For the identification of biomarkers, first, the fluorescently labeled antibody was incubated with the sample for 1-30 minutes, ideally 15 minutes. Then, superparamagnetic iron oxide nanoparticles in micellar structure with a concentration of 0.01-0.5 mg/mL, preferably 0.153 mg/mL, were added into this solution. The micelle structure was important for the organic to water phase transition of the iron oxide nanoparticles. Various techniques such as ligand exchange, encapsulation with silica or a polymer can also be used for this phase transition. However, micelles were preferred in the present invention because of their superior magnetic advantages. When a micelle was considered as a huge polymer particle involving a plurality of iron oxide nanoparticle, using this technique, the obtained nanostructures will hold both superparamagnetic characteristics and will be magnetically stronger due to the coexistence of a plurality of iron oxide close to each other.
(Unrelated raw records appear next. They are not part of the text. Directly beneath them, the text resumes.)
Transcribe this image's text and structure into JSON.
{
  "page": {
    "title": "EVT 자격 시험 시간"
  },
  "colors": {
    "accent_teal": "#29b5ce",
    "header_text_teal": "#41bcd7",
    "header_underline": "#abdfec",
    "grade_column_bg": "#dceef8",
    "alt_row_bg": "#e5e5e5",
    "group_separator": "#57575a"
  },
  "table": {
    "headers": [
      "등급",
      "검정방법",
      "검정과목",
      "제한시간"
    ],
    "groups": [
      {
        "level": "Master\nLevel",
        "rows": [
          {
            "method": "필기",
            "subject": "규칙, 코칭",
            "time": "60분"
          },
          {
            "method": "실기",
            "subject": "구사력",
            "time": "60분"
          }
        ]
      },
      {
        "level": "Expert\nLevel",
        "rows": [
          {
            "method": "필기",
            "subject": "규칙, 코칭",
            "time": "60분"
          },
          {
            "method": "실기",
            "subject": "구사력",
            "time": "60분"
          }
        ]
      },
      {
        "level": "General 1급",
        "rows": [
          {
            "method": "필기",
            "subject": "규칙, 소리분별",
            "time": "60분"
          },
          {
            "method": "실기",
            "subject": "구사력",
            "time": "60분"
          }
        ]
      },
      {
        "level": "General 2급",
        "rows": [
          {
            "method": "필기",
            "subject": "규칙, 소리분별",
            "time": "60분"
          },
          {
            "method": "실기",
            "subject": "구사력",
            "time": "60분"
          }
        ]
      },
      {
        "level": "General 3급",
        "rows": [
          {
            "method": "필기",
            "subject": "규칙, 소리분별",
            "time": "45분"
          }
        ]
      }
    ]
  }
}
Then, this mixture with micelle SPION was loaded into the capillary channel (3) and the channel was placed on the magnetic levitation platform. Imaging was performed under fluorescent light for 0-30 minutes. At the end of the imaging times, the time-dependent percentage changes are calculated by measuring the maximum fluorescence value changes within the channel. By considering these changes, the amount of the target biomarker/antigen present in the sample was determined (Figure 2). Throughout the analysis, the magnetic forces within the glass capillary decrease with time due to the attraction of the micelle SPIONs towards the lower magnet. Accordingly, there was a difference in the fluorescence intensity of the solution. When the samples with antigen were compared with the samples without antigen, it was observed that there was a greater variation in fluorescence intensity of samples with antigen. Moreover, it was observed that the fluorescence difference of the sample increases with the increasing antigen concentration. Therefore, based on this intensity difference, the limit of detection (LOD) values for the used detection method were calculated as <1 pg/ml in phosphate buffered solution (PBS) and <10 pg/ml in fetal bovine serum (FBS). In this technique, since the detection was performed by using the freely circulating antigen and antibodies in the liquid sample and the platform does not require a particular surface for the detection, the present invention allows to a homogenous detection assay. Since the antigen was the desired biomarker to be detected here, it was used to observe whether there was any detection. The group without antigen was used as the control group.